Once we set up the attributes to test, we were ready to upload versions of our ad creative and start fielding responses.
Learning actionable insights about our ad concepts in less than a day
Like most marketing campaigns, we were pressed for time on our brand campaign. But lucky for us, Market Research Solutions enables us to outline requirements for our target audience, set up the ad creative analysis survey, and field responses in less than two days.
Ad creative analysis helped us determine which colors and messages were most effective for our brand campaign, allowing us to quickly launch the campaign with confidence. We included four variations in the test. Those included two different colored bus ads—green and blue—and three different benefit statements:
- “Be the HR hero your organization needs.”
- “Create a workplace your employees love.”
- “Get employee insights in a flash.”
Results showed that all four variations were effective in catching people’s attention and getting our message across. More than 60% of the respondents found the ads eye-catching and more than 50% said they were likely to find out more about the product. Among the people who were intrigued to find out more, the majority of them believed that the product was designed for business. Thus, we concluded that the results were promising.
However, people couldn’t seem to remember the name of the product. That was telling for us—how could we ensure our next iteration of our bus ad was memorable and so very clearly SurveyMonkey?
We also discovered that the word “hero” in the first ad was inspiring to respondents. People reacted more positively to the green-colored ad than the blue, which was comparing concepts C and D. This surprised us. In the past, research led us to believe that the color blue was a better fit for our business solutions. Concept testing results were now telling us that people liked the green color.
We used this moment to take pause and iterate on our designs, so we could put our ad concepts through round two of testing.
Round 2: Fine tuning our creative for a better market fit
Our first round of concept testing gave us some clarity. Based on the attribute scoring and qualitative feedback, we were confident that our target audience was more receptive to personal benefit statements versus organizational ones. In round two, we zeroed in closely on which personal benefit statement was best. We landed on the “hero” message, which communicated that survey data could empower you in your job.
We also made additional changes. For example, to ensure respondents would remember the name of our product, we increased the size of the SurveyMonkey brand name and logo to make them more noticeable.
We wanted to narrow down the right combination of color and messaging for our target audience. As such, we duplicated the previous ad creative analysis with the same target audience and test attributes. But this time, we tested two ads including the word “hero,” one in blue and green. Two more ads included our other generic business messaging, also in both colors.

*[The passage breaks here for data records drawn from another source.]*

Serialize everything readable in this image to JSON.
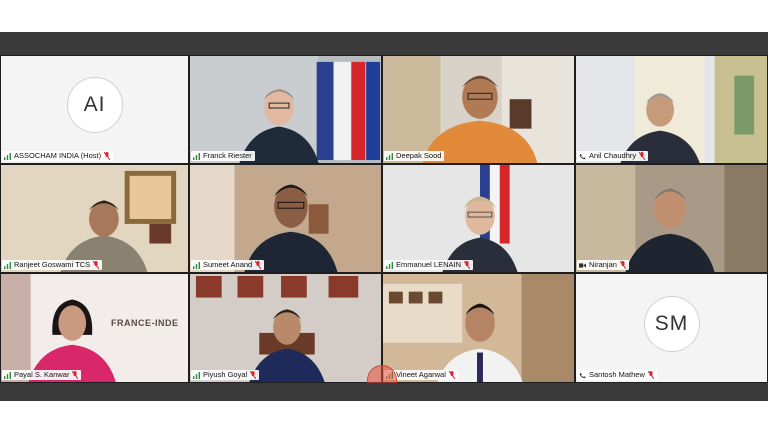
{
  "participants": [
    {
      "name": "ASSOCHAM INDIA (Host)",
      "initials": "AI",
      "video": false
    },
    {
      "name": "Franck Riester",
      "video": true
    },
    {
      "name": "Deepak Sood",
      "video": true
    },
    {
      "name": "Anil Chaudhry",
      "video": true
    },
    {
      "name": "Ranjeet Goswami TCS",
      "video": true
    },
    {
      "name": "Sumeet Anand",
      "video": true
    },
    {
      "name": "Emmanuel LENAIN",
      "video": true
    },
    {
      "name": "Niranjan",
      "video": true
    },
    {
      "name": "Payal S. Kanwar",
      "video": true
    },
    {
      "name": "Piyush Goyal",
      "video": true
    },
    {
      "name": "Vineet Agarwal",
      "video": true
    },
    {
      "name": "Santosh Mathew",
      "initials": "SM",
      "video": false
    }
  ],
  "backdrop_text": "FRANCE-INDE",
  "colors": {
    "frame_bar": "#3a3a3a",
    "muted_mic": "#d9262c",
    "avatar_tile": "#f4f4f4"
  },
  "icons": {
    "connection": "signal-icon",
    "audio": "muted-mic-icon"
  }
}
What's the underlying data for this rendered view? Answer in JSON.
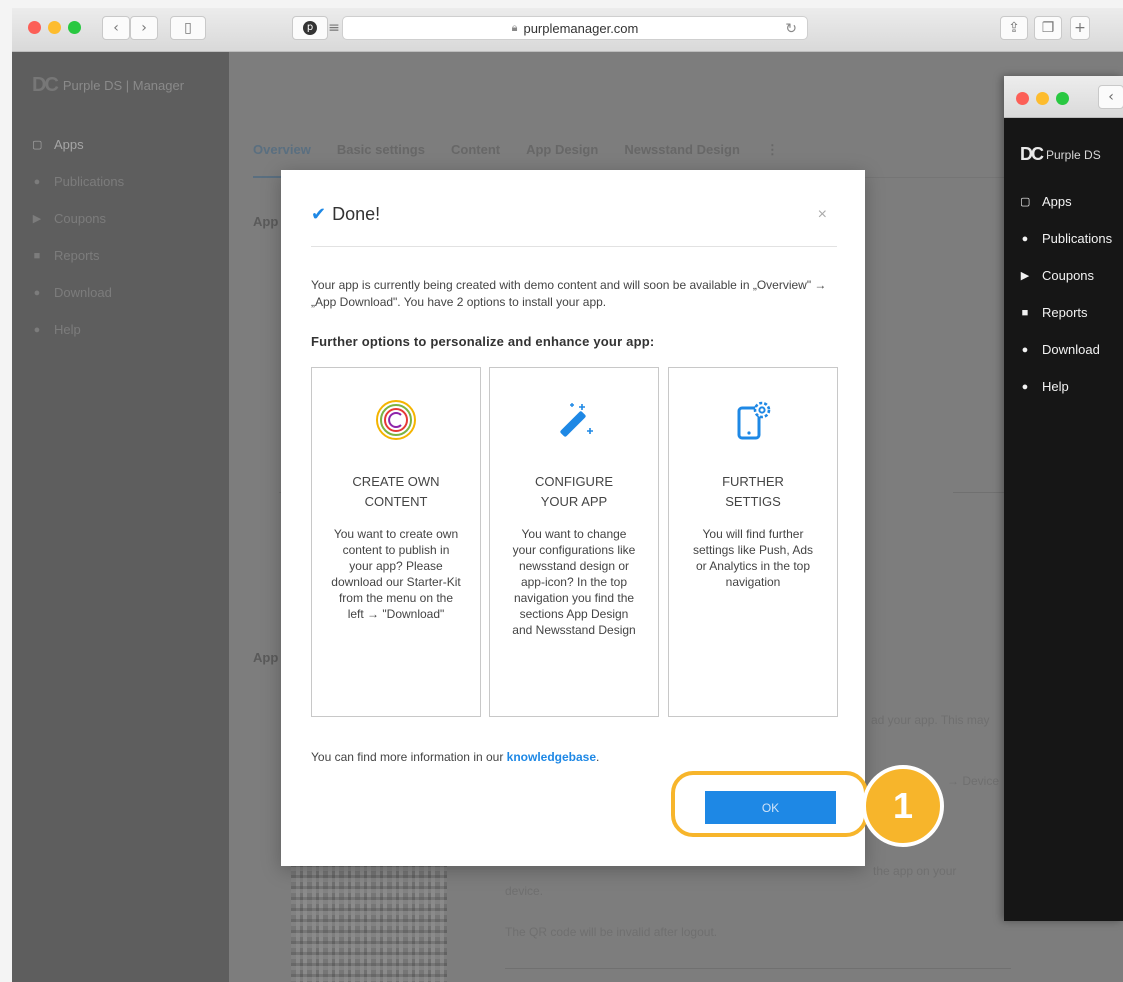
{
  "browser": {
    "url": "purplemanager.com"
  },
  "sidebar": {
    "brand": "Purple DS | Manager",
    "items": [
      {
        "label": "Apps",
        "icon": "tablet-icon"
      },
      {
        "label": "Publications",
        "icon": "globe-icon"
      },
      {
        "label": "Coupons",
        "icon": "tag-icon"
      },
      {
        "label": "Reports",
        "icon": "file-icon"
      },
      {
        "label": "Download",
        "icon": "download-icon"
      },
      {
        "label": "Help",
        "icon": "help-icon"
      }
    ]
  },
  "tabs": [
    "Overview",
    "Basic settings",
    "Content",
    "App Design",
    "Newsstand Design",
    "⋮"
  ],
  "background": {
    "section1": "App",
    "section2": "App",
    "text1": "ad your app. This may",
    "text2": "→ Device",
    "text3": "the app on your",
    "text4": "device.",
    "text5": "The QR code will be invalid after logout."
  },
  "window2": {
    "brand": "Purple DS",
    "items": [
      {
        "label": "Apps"
      },
      {
        "label": "Publications"
      },
      {
        "label": "Coupons"
      },
      {
        "label": "Reports"
      },
      {
        "label": "Download"
      },
      {
        "label": "Help"
      }
    ]
  },
  "modal": {
    "title": "Done!",
    "close": "×",
    "intro": "Your app is currently being created with demo content and will soon be available in „Overview\" → „App Download\". You have 2 options to install your app.",
    "subtitle": "Further options to personalize and enhance your app:",
    "cards": [
      {
        "icon": "content-circle-icon",
        "title_line1": "CREATE OWN",
        "title_line2": "CONTENT",
        "description": "You want to create own content to publish in your app? Please download our Starter-Kit from the menu on the left → \"Download\""
      },
      {
        "icon": "magic-wand-icon",
        "title_line1": "CONFIGURE",
        "title_line2": "YOUR APP",
        "description": "You want to change your configurations like newsstand design or app-icon? In the top navigation you find the sections App Design and Newsstand Design"
      },
      {
        "icon": "device-settings-icon",
        "title_line1": "FURTHER",
        "title_line2": "SETTIGS",
        "description": "You will find further settings like Push, Ads or Analytics in the top navigation"
      }
    ],
    "footer_text": "You can find more information in our ",
    "footer_link": "knowledgebase",
    "footer_end": ".",
    "ok_label": "OK"
  },
  "annotation": {
    "step_number": "1",
    "color": "#f7b52b"
  }
}
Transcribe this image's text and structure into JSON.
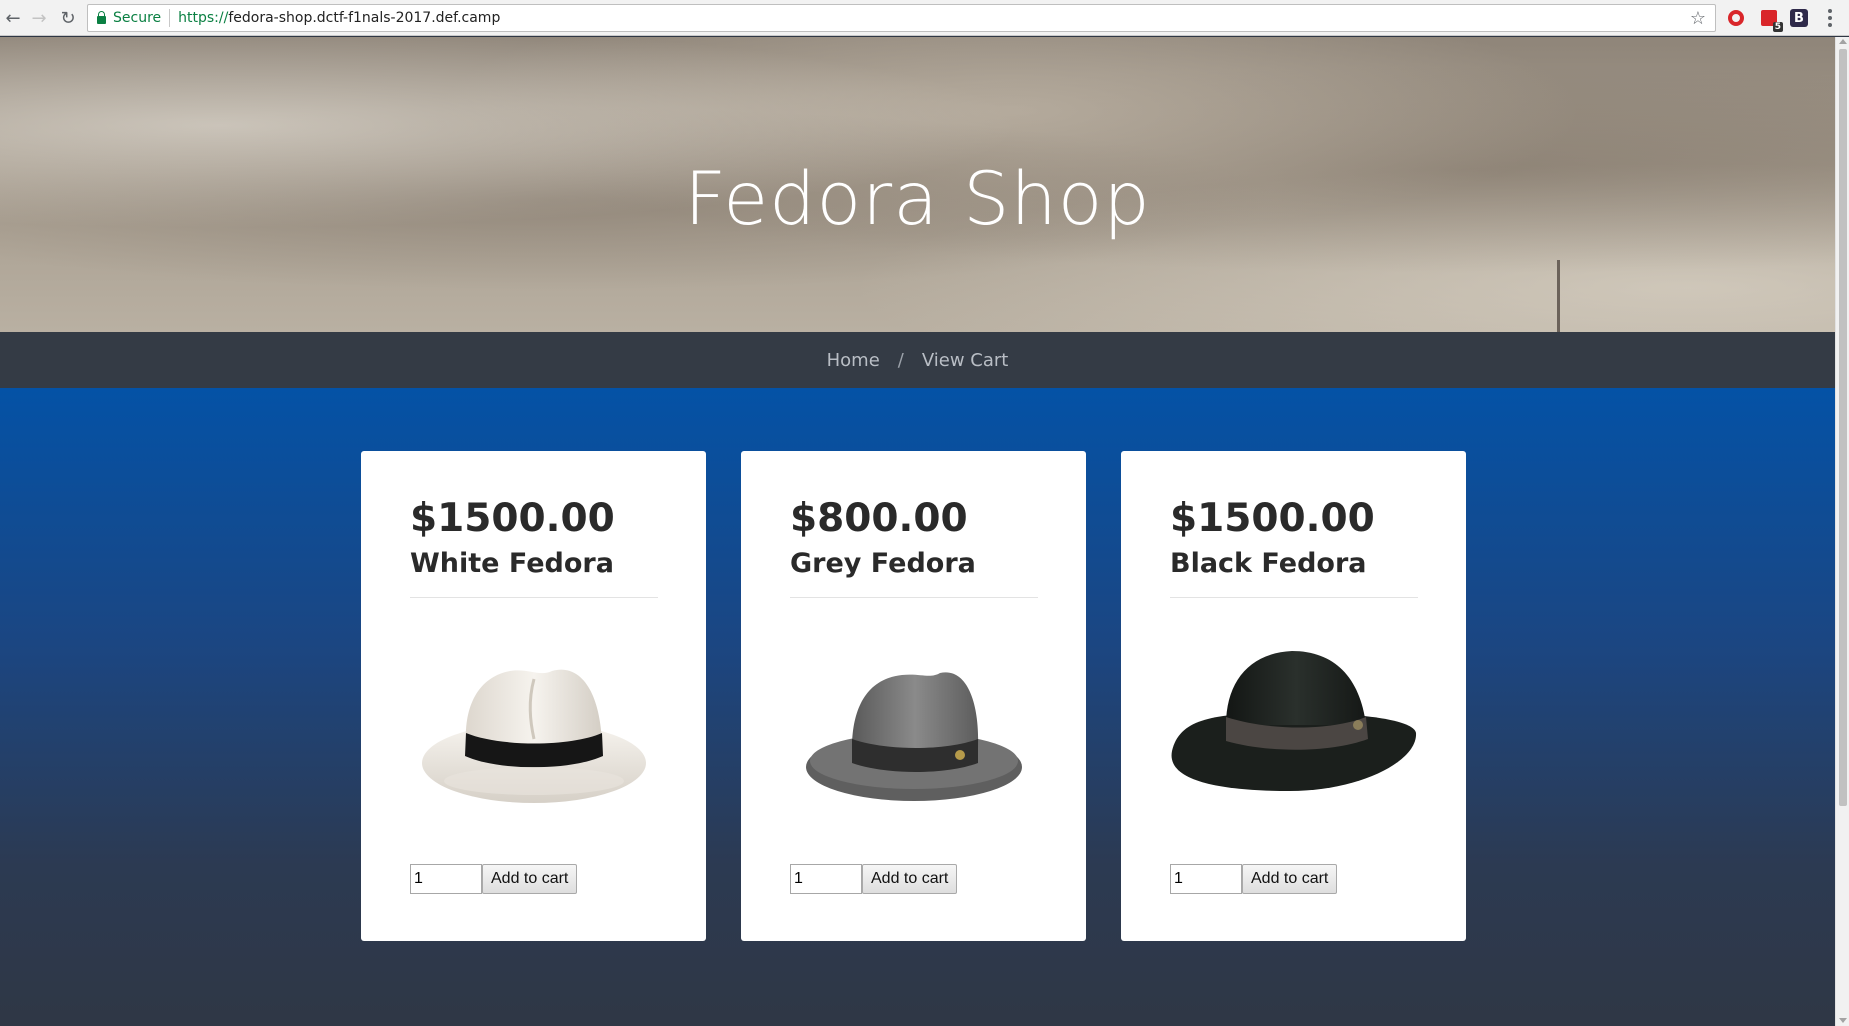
{
  "browser": {
    "secure_label": "Secure",
    "url_scheme": "https://",
    "url_host": "fedora-shop.dctf-f1nals-2017.def.camp",
    "icons": [
      "back-icon",
      "forward-icon",
      "reload-icon",
      "lock-icon",
      "star-icon",
      "opera-icon",
      "pdf-extension-icon",
      "bootstrap-extension-icon",
      "menu-icon"
    ],
    "pdf_badge": "5",
    "bootstrap_letter": "B"
  },
  "header": {
    "title": "Fedora Shop"
  },
  "nav": {
    "home": "Home",
    "divider": "/",
    "view_cart": "View Cart"
  },
  "colors": {
    "nav_bg": "#343b45",
    "main_top": "#0452a6",
    "main_bottom": "#2f3745"
  },
  "products": [
    {
      "price": "$1500.00",
      "name": "White Fedora",
      "qty": "1",
      "add_label": "Add to cart",
      "hat_color": "#ebe6df",
      "band_color": "#1a1a1a"
    },
    {
      "price": "$800.00",
      "name": "Grey Fedora",
      "qty": "1",
      "add_label": "Add to cart",
      "hat_color": "#6f6f6f",
      "band_color": "#333333"
    },
    {
      "price": "$1500.00",
      "name": "Black Fedora",
      "qty": "1",
      "add_label": "Add to cart",
      "hat_color": "#1d221f",
      "band_color": "#4a4643"
    }
  ]
}
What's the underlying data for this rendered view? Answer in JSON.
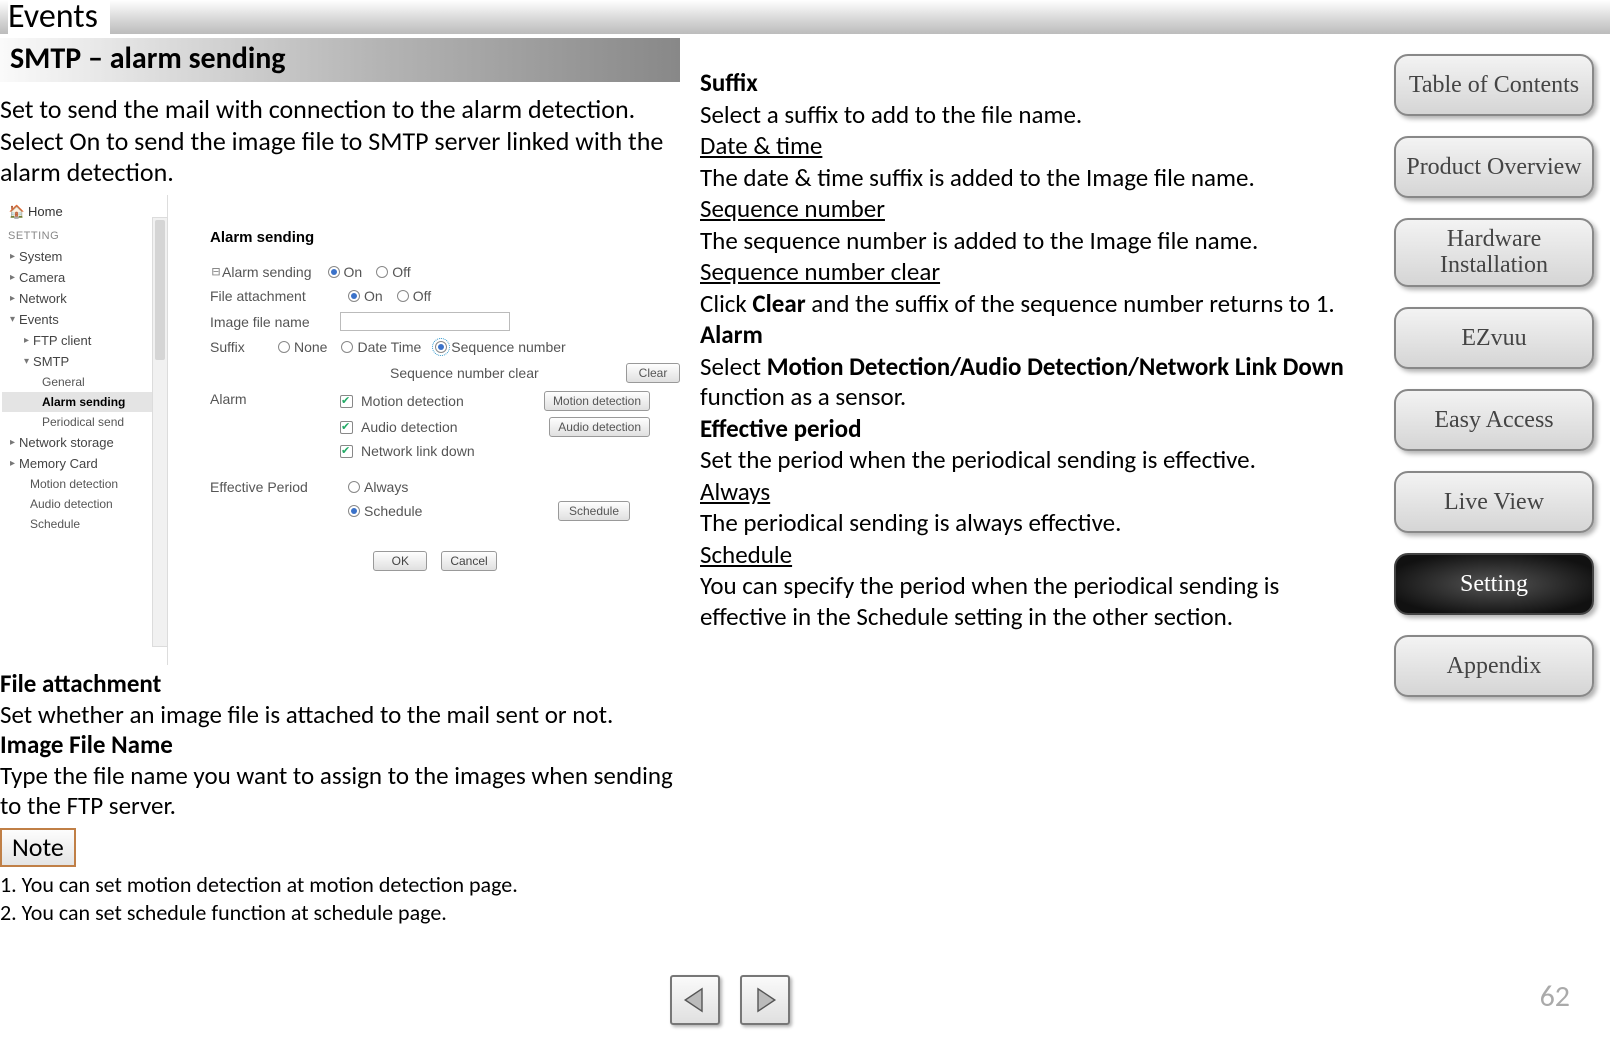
{
  "page_title": "Events",
  "page_number": "62",
  "section": {
    "title": "SMTP – alarm sending",
    "intro": "Set to send the mail with connection to the alarm detection. Select On to send the image file to SMTP server linked with the alarm detection."
  },
  "shot": {
    "tree": {
      "home": "Home",
      "setting": "SETTING",
      "system": "System",
      "camera": "Camera",
      "network": "Network",
      "events": "Events",
      "ftp": "FTP client",
      "smtp": "SMTP",
      "general": "General",
      "alarm_sending": "Alarm sending",
      "periodical": "Periodical send",
      "net_storage": "Network storage",
      "mem_card": "Memory Card",
      "motion_det": "Motion detection",
      "audio_det": "Audio detection",
      "schedule": "Schedule"
    },
    "pane": {
      "title": "Alarm sending",
      "alarm_sending_lbl": "Alarm sending",
      "on": "On",
      "off": "Off",
      "file_attach_lbl": "File attachment",
      "img_file_lbl": "Image file name",
      "suffix_lbl": "Suffix",
      "suffix_none": "None",
      "suffix_datetime": "Date Time",
      "suffix_seq": "Sequence number",
      "seq_clear_lbl": "Sequence number clear",
      "clear_btn": "Clear",
      "alarm_lbl": "Alarm",
      "alarm_motion": "Motion detection",
      "alarm_audio": "Audio detection",
      "alarm_netlink": "Network link down",
      "btn_motion": "Motion detection",
      "btn_audio": "Audio detection",
      "eff_period_lbl": "Effective Period",
      "always": "Always",
      "schedule": "Schedule",
      "schedule_btn": "Schedule",
      "ok": "OK",
      "cancel": "Cancel"
    }
  },
  "left_text": {
    "file_attach_h": "File attachment",
    "file_attach_p": "Set whether an image file is attached to the mail sent or not.",
    "img_name_h": "Image File Name",
    "img_name_p": "Type the file name you want to assign to the images when sending to the FTP server.",
    "note_btn": "Note",
    "note1": "1. You can set motion detection at motion detection page.",
    "note2": "2. You can set schedule function at schedule page."
  },
  "mid": {
    "suffix_h": "Suffix",
    "suffix_p": "Select a suffix to add to the file name.",
    "dt_u": "Date & time",
    "dt_p": "The date & time suffix is added to the Image file name.",
    "seq_u": "Sequence number",
    "seq_p": "The sequence number is added to the Image file name.",
    "seqc_u": "Sequence number clear",
    "seqc_p1": "Click ",
    "seqc_b": "Clear",
    "seqc_p2": " and the suffix of the sequence number returns to 1.",
    "alarm_h": "Alarm",
    "alarm_p1": "Select ",
    "alarm_b": "Motion Detection/Audio Detection/Network Link Down",
    "alarm_p2": "  function as a sensor.",
    "eff_h": "Effective period",
    "eff_p": "Set the period when the periodical sending is effective.",
    "always_u": "Always",
    "always_p": "The periodical sending is always effective.",
    "sched_u": "Schedule",
    "sched_p": "You can specify the period when the periodical sending is effective in the Schedule setting in the other section."
  },
  "nav": {
    "toc": "Table of Contents",
    "overview": "Product Overview",
    "hardware": "Hardware Installation",
    "ezvuu": "EZvuu",
    "easy": "Easy Access",
    "liveview": "Live View",
    "setting": "Setting",
    "appendix": "Appendix"
  }
}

Driving toward a clear winner for our bus ads
Our attribute scorecards the second time around proved that the combination of green color and “hero” messaging was a clear winner. This ad consistently rated the highest for all attributes and most of the differences were statistically significant. When asked how they felt about the value prop, respondents who received the “hero” version reacted more positively. The qualitative results offered impressions like “bold,” “fresh,” and “eye-catching.” In other words, exactly the effect we wanted our ad to have on people.
By enlarging our logo in our second round of testing, we also found that brand name recall improved by 20%, regardless of the different variations people saw. Concept testing helped us work more agilely, so we could make the right adjustments to our ad creative before launch. Iterating between rounds one and two of testing helped us improve brand recall.
Concept testing helped us resolve open questions about which colors and messages would resonate more with our target market. And it helped us quickly spin up more creative for our campaign confidently. Based on our findings, we’ve since ran creative across a variety of out-of-home placements, including cabs in London and video ads in Times Square, New York.